L'accesso libero alle ZTL italiane sarà consentito solo alle auto elettriche. A specificarlo è stato il sottosegretario alle Infrastrutture e ai Trasporti, Michele Dell’Orco, che nei giorni scorsi aveva annunciato via Twitter che la norma inserita nella legge di Bilancio 2019 sarebbe stata modificata. Niente ibride quindi, che come abbiamo ricordato anche noi in questo articolo stanno aumentando di numero.

Mai parlato di zone pedonali

La dichiarazione del sottosegretario mira anche a fare chiarezza su un altro punto: l'accesso delle auto alle zone pedonali. Mai parlato di una cosa simile.
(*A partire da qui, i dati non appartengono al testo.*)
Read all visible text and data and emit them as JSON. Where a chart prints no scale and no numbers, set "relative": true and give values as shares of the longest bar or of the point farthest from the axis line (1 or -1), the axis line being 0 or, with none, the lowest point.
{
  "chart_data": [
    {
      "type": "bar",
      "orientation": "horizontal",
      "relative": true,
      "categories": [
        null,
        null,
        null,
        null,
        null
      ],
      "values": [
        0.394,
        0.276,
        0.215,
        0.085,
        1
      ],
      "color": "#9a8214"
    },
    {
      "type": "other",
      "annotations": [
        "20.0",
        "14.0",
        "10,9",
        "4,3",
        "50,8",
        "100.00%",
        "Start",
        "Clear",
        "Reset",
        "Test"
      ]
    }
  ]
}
"Non lo avremmo mai permesso"

Ha detto Dell'Orco, ricordando che l’articolo 3 del Codice della Strada definisce le aree pedonali delle città come quelle zone in cui possono circolare esclusivamente pedoni, biciclette, veicoli di persone con disabilità, mezzi delle forze di polizia e di soccorso. "Questo articolo del Codice non è stato modificato dalla norma che abbiamo inserito in Bilancio: va da sé che è logicamente impossibile ipotizzare alcuna estensione di accesso ai veicoli nelle aree pedonali. E chi afferma il contrario dice il falso”.

Una norma "migliorabile"

L'accesso delle auto meno inquinanti nelle ZTL resta di fatto il punto più dibattuto della legge di Bilancio 2019, per cui si attendono ancora i decreti attuativi. "La norma è sicuramente migliorabile", ha detto Dell'Orco, per questo il Parlamento sta lavorando a delle modifiche che escluderanno le auto ibride dal libero accesso.
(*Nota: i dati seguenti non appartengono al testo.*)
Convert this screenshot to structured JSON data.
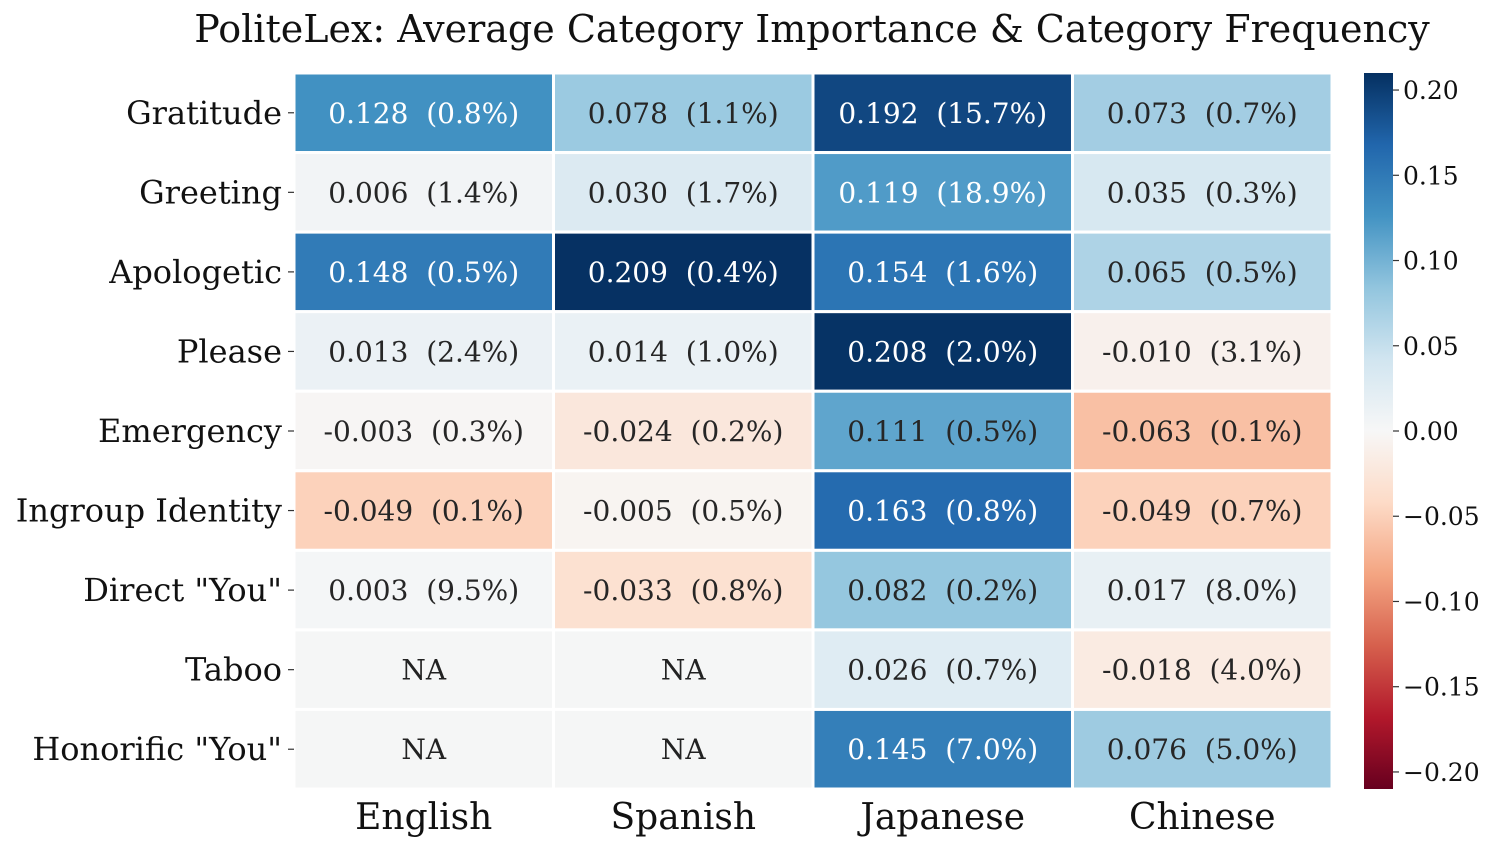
{
  "chart_data": {
    "type": "heatmap",
    "title": "PoliteLex: Average Category Importance & Category Frequency",
    "columns": [
      "English",
      "Spanish",
      "Japanese",
      "Chinese"
    ],
    "rows": [
      "Gratitude",
      "Greeting",
      "Apologetic",
      "Please",
      "Emergency",
      "Ingroup Identity",
      "Direct \"You\"",
      "Taboo",
      "Honorific \"You\""
    ],
    "values": [
      [
        0.128,
        0.078,
        0.192,
        0.073
      ],
      [
        0.006,
        0.03,
        0.119,
        0.035
      ],
      [
        0.148,
        0.209,
        0.154,
        0.065
      ],
      [
        0.013,
        0.014,
        0.208,
        -0.01
      ],
      [
        -0.003,
        -0.024,
        0.111,
        -0.063
      ],
      [
        -0.049,
        -0.005,
        0.163,
        -0.049
      ],
      [
        0.003,
        -0.033,
        0.082,
        0.017
      ],
      [
        null,
        null,
        0.026,
        -0.018
      ],
      [
        null,
        null,
        0.145,
        0.076
      ]
    ],
    "labels": [
      [
        "0.128  (0.8%)",
        "0.078  (1.1%)",
        "0.192  (15.7%)",
        "0.073  (0.7%)"
      ],
      [
        "0.006  (1.4%)",
        "0.030  (1.7%)",
        "0.119  (18.9%)",
        "0.035  (0.3%)"
      ],
      [
        "0.148  (0.5%)",
        "0.209  (0.4%)",
        "0.154  (1.6%)",
        "0.065  (0.5%)"
      ],
      [
        "0.013  (2.4%)",
        "0.014  (1.0%)",
        "0.208  (2.0%)",
        "-0.010  (3.1%)"
      ],
      [
        "-0.003  (0.3%)",
        "-0.024  (0.2%)",
        "0.111  (0.5%)",
        "-0.063  (0.1%)"
      ],
      [
        "-0.049  (0.1%)",
        "-0.005  (0.5%)",
        "0.163  (0.8%)",
        "-0.049  (0.7%)"
      ],
      [
        "0.003  (9.5%)",
        "-0.033  (0.8%)",
        "0.082  (0.2%)",
        "0.017  (8.0%)"
      ],
      [
        "NA",
        "NA",
        "0.026  (0.7%)",
        "-0.018  (4.0%)"
      ],
      [
        "NA",
        "NA",
        "0.145  (7.0%)",
        "0.076  (5.0%)"
      ]
    ],
    "colormap": "RdBu",
    "vmin": -0.21,
    "vmax": 0.21,
    "colorbar_ticks": [
      0.2,
      0.15,
      0.1,
      0.05,
      0.0,
      -0.05,
      -0.1,
      -0.15,
      -0.2
    ],
    "colorbar_tick_labels": [
      "0.20",
      "0.15",
      "0.10",
      "0.05",
      "0.00",
      "−0.05",
      "−0.10",
      "−0.15",
      "−0.20"
    ],
    "na_color": "#f5f6f6",
    "grid_line_color": "#ffffff"
  }
}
"Ritocco, peraltro, che il Mit aveva suggerito anche durante l’esame della norma in legge di Bilancio - tiene a precisare -. In questo modo la misura potrà realmente rispondere alla necessità di far sviluppare il mercato dell’elettrico e un ricambio del parco mezzi privati con veicoli a basso impatto, ma non rischierà di affollare i centri storici delle città”.